6 Comments on “Just a friend”

  1. jdeena says:

    This related to me so much! I am ALWAYS friendzoned! Guys always tell me I am cool to hang out with but that they never feel a spark with me to make it go further. I’m actually in the process now of writing my next blog post on what turns guys off from women….what puts them in that friend zone. Great post sister….thank you for sharing!

  2. RT Akili says:

    Never underestimate the value of a male friend. The can be a source of sanity i reality when you have questions about the stupid things that men say and do in relationships. My wife is my best friend and we our very secure in our relationship. She has male friends that do not take away my time and I have female friends that do not interfere with hers. You need insight from the opposite sex from time to time, but I think that you have not met any real men, with real aspirations, that can deal with your independent mind. They want to be your friend because, although you are what they want in a woman, they are not secure in themselves to be in a relationship with you. Don’t look for a husband, sister. You never find what you want when you are seriously looking. Continue to do you and project the goddess in self. It’s like a beacon to a real brother, and he will see it. You just wont see him until he is right in your face. Peace and blessings! HETEP!

  3. azmatkn says:

    To me, it’s important to be friends and see where interaction could go. As long you’re under the premise of future possibilities, it’s okay to be just friends.

    I wanted to be “friends” with a potential man because I want my husband to be a dear friend as well as a spouse. Unfortunately, he thought I friend-zoned him and never gave me a chance to explain my reasoning.
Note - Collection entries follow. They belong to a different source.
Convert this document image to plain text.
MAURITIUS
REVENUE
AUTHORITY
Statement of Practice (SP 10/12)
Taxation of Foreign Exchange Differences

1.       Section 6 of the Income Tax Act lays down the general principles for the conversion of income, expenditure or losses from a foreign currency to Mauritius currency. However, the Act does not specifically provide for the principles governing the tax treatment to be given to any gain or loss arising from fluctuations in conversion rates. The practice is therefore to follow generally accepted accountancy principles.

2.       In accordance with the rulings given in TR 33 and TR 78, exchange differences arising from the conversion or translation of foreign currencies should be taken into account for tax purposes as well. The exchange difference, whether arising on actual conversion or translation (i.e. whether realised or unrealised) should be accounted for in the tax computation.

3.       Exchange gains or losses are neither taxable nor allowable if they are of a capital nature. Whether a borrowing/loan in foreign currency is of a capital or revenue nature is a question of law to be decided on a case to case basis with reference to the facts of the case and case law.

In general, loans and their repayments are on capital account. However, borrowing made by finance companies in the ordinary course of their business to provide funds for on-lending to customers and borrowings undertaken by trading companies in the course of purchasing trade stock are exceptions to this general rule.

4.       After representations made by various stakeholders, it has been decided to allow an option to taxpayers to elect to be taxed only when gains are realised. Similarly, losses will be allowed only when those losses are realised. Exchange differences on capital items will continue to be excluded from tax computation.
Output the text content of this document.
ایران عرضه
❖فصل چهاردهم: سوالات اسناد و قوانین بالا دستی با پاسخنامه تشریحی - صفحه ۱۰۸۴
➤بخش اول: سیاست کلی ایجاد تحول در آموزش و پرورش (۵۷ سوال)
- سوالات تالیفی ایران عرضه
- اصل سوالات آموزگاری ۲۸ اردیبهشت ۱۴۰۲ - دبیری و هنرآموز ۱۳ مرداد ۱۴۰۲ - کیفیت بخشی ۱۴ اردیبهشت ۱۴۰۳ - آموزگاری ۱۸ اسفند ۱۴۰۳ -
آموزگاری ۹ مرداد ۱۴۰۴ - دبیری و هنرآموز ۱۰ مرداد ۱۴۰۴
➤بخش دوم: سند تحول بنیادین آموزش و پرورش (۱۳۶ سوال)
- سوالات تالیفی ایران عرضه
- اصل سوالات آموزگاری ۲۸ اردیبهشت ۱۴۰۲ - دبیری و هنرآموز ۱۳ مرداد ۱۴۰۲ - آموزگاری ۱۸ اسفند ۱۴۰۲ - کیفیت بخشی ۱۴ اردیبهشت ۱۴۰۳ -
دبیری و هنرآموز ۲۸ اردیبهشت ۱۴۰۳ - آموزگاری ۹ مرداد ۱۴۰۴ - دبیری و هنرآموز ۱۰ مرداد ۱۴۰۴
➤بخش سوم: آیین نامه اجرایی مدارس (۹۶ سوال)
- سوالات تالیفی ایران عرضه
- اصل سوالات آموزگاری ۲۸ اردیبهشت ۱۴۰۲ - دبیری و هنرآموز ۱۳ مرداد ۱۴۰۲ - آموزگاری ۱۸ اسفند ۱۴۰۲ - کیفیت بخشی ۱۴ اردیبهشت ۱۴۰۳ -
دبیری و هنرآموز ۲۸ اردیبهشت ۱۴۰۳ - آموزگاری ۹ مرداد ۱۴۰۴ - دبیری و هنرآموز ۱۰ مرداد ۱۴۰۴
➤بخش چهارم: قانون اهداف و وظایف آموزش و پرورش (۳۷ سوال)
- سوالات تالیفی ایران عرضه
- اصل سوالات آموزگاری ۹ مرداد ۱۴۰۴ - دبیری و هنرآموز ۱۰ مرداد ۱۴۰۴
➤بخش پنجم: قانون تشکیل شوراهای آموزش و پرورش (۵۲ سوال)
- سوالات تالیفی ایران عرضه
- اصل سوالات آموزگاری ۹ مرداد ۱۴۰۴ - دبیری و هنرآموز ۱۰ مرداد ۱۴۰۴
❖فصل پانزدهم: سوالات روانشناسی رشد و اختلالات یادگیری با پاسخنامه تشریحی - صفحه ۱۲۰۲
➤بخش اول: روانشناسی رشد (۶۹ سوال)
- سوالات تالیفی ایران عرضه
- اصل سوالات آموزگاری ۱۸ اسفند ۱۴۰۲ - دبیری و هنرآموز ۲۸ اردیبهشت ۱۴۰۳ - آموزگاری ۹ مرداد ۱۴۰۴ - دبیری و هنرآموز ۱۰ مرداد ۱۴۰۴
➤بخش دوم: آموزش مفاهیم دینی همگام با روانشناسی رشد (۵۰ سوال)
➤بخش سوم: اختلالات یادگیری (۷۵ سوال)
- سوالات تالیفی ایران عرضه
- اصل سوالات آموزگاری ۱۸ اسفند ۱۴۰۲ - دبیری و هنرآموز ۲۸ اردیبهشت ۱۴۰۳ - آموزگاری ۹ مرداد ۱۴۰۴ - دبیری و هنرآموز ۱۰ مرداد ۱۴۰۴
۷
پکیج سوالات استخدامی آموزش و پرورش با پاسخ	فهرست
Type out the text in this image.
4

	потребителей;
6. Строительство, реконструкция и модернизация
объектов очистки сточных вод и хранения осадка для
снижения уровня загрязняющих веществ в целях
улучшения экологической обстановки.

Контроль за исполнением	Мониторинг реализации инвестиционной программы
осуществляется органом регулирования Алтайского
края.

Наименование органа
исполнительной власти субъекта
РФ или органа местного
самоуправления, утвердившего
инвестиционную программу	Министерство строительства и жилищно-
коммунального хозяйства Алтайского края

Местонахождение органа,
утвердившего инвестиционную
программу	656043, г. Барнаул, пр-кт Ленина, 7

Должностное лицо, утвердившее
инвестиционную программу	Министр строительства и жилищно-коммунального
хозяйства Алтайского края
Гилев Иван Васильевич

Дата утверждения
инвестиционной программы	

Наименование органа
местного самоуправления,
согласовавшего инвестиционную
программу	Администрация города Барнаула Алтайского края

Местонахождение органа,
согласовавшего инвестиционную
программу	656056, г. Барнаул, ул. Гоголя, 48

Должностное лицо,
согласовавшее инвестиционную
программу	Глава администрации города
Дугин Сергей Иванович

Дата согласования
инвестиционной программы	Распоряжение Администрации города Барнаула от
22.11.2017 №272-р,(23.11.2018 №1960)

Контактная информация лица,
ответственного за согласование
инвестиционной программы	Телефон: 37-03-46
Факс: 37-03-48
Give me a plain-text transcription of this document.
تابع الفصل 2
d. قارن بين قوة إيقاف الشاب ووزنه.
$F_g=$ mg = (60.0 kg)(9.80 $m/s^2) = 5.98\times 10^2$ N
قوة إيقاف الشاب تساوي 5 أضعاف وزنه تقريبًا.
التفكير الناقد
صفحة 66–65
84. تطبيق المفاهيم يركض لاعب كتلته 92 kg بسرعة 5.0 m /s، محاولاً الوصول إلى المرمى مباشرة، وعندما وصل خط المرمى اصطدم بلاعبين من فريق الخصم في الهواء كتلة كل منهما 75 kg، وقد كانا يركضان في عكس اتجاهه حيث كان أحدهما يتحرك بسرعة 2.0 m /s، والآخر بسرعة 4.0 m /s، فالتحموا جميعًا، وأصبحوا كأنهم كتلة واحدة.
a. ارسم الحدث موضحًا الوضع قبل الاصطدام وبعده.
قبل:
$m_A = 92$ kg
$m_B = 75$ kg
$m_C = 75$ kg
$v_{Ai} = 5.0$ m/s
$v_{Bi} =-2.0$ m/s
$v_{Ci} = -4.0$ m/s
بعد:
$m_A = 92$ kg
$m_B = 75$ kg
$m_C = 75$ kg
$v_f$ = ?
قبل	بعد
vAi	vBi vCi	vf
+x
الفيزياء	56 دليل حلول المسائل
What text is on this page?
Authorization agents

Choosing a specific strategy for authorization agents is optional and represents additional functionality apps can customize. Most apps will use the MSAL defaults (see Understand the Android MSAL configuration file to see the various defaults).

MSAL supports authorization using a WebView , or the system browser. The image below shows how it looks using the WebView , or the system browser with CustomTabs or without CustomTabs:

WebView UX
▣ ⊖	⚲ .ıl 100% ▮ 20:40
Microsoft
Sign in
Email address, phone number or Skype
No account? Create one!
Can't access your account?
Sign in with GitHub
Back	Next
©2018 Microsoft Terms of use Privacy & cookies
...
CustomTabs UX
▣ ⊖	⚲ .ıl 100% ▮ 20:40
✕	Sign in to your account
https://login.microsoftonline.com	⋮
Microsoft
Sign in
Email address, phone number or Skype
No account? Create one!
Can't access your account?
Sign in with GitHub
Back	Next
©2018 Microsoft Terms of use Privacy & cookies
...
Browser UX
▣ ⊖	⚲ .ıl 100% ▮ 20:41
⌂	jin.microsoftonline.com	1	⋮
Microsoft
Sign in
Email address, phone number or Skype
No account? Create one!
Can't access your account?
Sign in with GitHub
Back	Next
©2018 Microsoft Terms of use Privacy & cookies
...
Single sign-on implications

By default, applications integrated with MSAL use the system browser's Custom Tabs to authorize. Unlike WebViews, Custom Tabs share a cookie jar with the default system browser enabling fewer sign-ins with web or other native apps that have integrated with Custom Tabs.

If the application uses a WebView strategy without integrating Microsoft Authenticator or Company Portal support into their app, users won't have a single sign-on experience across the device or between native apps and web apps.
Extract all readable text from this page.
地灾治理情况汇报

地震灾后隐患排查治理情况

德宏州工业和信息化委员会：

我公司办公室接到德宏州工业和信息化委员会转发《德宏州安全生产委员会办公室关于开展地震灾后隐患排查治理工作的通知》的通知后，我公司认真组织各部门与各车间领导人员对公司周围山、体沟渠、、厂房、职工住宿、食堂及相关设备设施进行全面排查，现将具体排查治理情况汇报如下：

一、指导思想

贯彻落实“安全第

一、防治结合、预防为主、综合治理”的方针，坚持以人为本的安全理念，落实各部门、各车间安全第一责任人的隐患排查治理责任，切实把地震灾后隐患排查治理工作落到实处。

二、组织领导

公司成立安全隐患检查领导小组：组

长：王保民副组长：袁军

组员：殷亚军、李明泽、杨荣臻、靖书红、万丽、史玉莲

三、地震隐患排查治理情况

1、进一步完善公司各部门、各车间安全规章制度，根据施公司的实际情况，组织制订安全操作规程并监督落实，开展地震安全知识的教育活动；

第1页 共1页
    Just thought I’d share the other side of the friend-zone, which obviously was not the case in your story.

  4. lisa says:

    I am glad my friend Michael decided to be friends first now after a year it is budding into love. So dont underestimate friendship.

  5. Alan Howard says:

    Another good article Ihssan! Keep on keeping it real! I think grown men and women an be friends. But to your point it needs to be within a particular context. If a brother is looking for a wife and you are looking for a husband and the two of you are exploring that…….you are NOT friends. Nor should you be considered that way. Rather you need to be real with each other….explore whether you are compatible. If it turns out that you are not right for each other you both need to be mature enough to admit it. Once that is out of the way then I think friendship (so long as it isn’t awkward) is fine. As RT Akili said above, sometimes it is good to have the perspective of the other gender. Just not within the confines of the two of you seeing if you can connect.

  6. Faizan says:

    I am so glad you brought this up..it happens too much than often. One person falls for another unintentionally, which can be detrimental. You begin to have self-doubts..Good point!